"Mother of Darkness"Komm zu Mama!

Wer mit seiner Vergangenheit abschließen will, muss sich ihr stellen. Madison tut das: Als Kind musste sie mit ansehen, wie ihre Mutter die kleine Schwester brutal tötet. Im Wahn, denkt Madison - und kehrt zurück in ihr Elternhaus. Ein tödlicher Fehler.
Ein dunkler Keller in einem verlassenen Haus? Das klingt nach einem Horrorfilm! "Mother of Darkness" (im englischen Original: "Darkness Rising") heißt er, stammt vom Regisseur Austin Reading und hat durchaus Grusel-Potenzial. Denn: Nicht nur der dunkle Keller, sondern das gesamte abrissreife Haus bergen ein dämonisches Geheimnis.
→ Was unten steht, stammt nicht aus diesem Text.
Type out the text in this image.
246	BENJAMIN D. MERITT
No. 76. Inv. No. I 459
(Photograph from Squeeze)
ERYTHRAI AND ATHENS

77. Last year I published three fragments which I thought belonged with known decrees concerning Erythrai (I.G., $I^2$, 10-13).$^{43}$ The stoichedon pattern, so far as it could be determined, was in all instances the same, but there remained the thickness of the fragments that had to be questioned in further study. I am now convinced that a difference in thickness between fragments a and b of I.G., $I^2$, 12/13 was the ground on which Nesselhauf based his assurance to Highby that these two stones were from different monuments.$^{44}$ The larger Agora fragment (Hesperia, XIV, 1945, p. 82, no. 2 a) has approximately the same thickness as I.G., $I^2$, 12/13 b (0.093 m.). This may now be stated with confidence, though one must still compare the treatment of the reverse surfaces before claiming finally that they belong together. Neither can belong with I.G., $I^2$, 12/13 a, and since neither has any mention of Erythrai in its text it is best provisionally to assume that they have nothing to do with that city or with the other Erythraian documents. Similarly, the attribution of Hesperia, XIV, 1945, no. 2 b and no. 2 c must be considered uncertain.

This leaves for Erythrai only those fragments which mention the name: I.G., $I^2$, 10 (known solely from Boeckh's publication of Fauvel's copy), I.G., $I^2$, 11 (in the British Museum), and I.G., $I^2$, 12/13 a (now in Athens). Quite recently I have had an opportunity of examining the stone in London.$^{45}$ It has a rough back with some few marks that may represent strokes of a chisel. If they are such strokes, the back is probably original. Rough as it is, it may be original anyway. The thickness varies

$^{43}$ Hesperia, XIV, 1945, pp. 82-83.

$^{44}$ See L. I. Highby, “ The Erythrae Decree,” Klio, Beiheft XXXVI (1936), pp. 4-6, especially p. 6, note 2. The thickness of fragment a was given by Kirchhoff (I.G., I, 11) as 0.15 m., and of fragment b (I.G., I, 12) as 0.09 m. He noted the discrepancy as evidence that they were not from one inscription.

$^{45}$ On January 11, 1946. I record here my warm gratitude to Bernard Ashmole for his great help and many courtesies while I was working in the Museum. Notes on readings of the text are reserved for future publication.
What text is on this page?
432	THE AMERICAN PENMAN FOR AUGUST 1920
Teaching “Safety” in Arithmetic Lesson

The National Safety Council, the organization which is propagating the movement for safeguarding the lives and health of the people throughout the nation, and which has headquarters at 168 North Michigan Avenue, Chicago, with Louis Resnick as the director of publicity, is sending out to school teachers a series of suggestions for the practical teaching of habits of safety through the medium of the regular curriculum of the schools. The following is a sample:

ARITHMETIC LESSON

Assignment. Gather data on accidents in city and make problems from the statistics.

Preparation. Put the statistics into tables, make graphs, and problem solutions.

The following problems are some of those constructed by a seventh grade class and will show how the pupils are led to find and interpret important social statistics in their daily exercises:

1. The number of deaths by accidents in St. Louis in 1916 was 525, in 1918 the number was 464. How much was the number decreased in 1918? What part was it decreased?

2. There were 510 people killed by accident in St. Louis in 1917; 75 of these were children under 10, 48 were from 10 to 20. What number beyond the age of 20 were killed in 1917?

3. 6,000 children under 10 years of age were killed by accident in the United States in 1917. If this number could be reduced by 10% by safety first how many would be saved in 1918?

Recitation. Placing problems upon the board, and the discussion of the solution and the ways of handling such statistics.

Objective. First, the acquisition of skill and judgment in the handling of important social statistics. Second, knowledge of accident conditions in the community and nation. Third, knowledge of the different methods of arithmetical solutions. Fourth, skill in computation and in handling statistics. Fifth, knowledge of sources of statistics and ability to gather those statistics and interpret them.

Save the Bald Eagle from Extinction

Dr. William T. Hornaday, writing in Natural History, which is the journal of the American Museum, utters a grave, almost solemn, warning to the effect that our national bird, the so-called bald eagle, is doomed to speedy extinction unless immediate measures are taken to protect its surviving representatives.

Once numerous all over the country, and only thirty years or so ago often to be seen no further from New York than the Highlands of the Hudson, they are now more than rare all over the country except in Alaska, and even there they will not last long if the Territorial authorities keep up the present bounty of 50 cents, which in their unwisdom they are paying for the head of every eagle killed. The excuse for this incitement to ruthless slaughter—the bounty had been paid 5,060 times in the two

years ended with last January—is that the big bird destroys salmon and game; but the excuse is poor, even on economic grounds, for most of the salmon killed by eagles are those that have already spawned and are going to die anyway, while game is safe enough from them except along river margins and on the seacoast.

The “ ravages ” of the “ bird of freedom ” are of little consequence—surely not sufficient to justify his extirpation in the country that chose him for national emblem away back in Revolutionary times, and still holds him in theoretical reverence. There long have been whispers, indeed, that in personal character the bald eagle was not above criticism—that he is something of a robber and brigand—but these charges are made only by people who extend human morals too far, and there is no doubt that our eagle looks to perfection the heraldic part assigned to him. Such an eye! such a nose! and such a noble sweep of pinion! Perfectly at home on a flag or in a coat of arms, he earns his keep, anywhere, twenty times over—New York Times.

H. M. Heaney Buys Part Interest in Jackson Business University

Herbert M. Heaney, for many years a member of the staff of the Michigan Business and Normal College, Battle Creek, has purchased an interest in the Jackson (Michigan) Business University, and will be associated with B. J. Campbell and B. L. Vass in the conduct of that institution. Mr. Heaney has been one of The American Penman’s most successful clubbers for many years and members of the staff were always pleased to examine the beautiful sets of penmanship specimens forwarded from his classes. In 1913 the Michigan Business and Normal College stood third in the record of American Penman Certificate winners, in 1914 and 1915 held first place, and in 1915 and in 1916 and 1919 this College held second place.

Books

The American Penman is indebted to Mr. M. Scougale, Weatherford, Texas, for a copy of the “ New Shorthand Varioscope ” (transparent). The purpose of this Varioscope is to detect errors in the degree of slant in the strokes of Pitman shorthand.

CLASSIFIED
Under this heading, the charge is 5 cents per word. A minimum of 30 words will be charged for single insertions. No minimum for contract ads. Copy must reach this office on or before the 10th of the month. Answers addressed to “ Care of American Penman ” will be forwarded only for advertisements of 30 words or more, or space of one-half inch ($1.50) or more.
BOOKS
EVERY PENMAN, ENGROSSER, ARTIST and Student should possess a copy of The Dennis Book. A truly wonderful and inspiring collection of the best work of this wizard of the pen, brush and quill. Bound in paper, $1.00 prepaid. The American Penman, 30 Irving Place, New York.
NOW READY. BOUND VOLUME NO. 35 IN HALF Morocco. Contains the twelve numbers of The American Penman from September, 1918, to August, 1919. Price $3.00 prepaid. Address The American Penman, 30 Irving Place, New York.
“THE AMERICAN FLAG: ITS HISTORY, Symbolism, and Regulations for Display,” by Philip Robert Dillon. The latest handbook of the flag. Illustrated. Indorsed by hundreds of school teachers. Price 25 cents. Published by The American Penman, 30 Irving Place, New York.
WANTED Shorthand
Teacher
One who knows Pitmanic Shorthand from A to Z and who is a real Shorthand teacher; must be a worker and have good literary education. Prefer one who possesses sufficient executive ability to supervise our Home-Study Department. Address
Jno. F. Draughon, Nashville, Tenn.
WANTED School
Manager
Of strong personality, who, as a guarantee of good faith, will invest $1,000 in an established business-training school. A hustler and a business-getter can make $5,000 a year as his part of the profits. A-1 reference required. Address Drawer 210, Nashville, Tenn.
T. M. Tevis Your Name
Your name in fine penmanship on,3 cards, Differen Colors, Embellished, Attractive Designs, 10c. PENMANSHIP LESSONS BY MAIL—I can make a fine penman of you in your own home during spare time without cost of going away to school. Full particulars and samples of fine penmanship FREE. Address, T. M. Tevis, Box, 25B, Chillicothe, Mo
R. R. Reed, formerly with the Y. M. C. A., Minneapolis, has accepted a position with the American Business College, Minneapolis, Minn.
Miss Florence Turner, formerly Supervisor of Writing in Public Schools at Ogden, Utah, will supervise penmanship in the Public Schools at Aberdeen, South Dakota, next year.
Madison (Tara Holt; "American Horror Story") ahnt das. Es ist schließlich ihr Elternhaus gewesen, das nun dem Erdboden gleichgemacht werden soll. Doch bevor das geschieht, steigt sie mit ihrem Verlobten Jake (Bryce Johnson; "Pretty Little Lies") und ihrer Cousine Izzy (Katrina Law; "Apparition") nachts in das Haus ein. Sie will dort Antworten finden und so ein trauriges Kapitel ihrer Vergangenheit ad acta legen.
Als kleines Kind war sie Zeuge, wie ihre Mutter ihrer Madisons jüngere Schwester getötet hat. Madison entkam nur knapp und wuchs bei Verwandten auf, der Vater verkraftete das alles nicht und landete in einer geschlossenen Psychiatrie. Weshalb die sonst so liebevolle Mutter plötzlich durchdreht und blutig mordet, weiß niemand. Sie tat es im Wahn, wie Madison vermutet. Aber ganz so einfach ist die Erklärung dann doch nicht. Zurück im Haus müssen Madison, Jake und Izzy das sehr schnell und schmerzvoll erkennen.
Da war doch was ...
Zunächst sieht alles normal aus: Das Haus ist zwar heruntergekommen, aber noch voller Erinnerungsstücke. Izzy macht sich sofort auf die Suche nach wertvoll aussehenden Sachen, die sie zu Geld machen könnte. Eine alte Lederjacke, die einmal Madisons Mutter gehörte, hat es ihr sofort angetan. Jake und Madison durchstreifen das Haus stattdessen in Ruhe, schauen hier und da, lassen sich Zeit und das Haus auf sich wirken.
Sie finden Blutspuren. Hören unheimliche Geräusche. Und alle drei ahnen, dass etwas Böses im Haus sein Unwesen treibt. Die drei wollen verschwinden, aber vor der Tür erwartet sie ein großer und nicht gut gelaunter Hund. Madison kennt ihn, er gehörte ihr, als sie klein war. Jake und Izzy halten sie für verrückt - und ändern ihre Meinung, als der Hund gleichzeitig an Vorder- und Hintertür aufzutauchen scheint.
Ein Entkommen aus dem Haus scheint nicht mehr möglich, ein Anruf bei der Polizei die letzte Möglichkeit. Doch am anderen Ende der Leitung ist nicht etwa ein Polizist, sondern eine unheimliche Stimme, die Unheilvolles verkündet.
Effekte überzeugen
Ab da schaltet "Mother of Darkness" einen Gang höher. Elemente von "Amityville" gehen eine düstere Liaison mit Teilen des "Exorzisten" ein. "Evil Dead" trifft auf "Insidious". Und am Ende der knapp gehaltenen 80 Minuten hat man als Zuschauer das Gefühl, gut unterhalten worden zu sein.
Das liegt zum Großteil an den visuellen und akustischen Effekten. Die Darstellerriege um Tara Holt, Katrina Law und Bryce Johnson ist nett anzusehen, aber austauschbar. Law bleibt von den Dreien am ehesten positiv im Gedächtnis, was aber in erster Linie ihrer Figur geschuldet ist, denn sie wird als erste der drei "heimgesucht" - das aber nicht im dunklen Keller.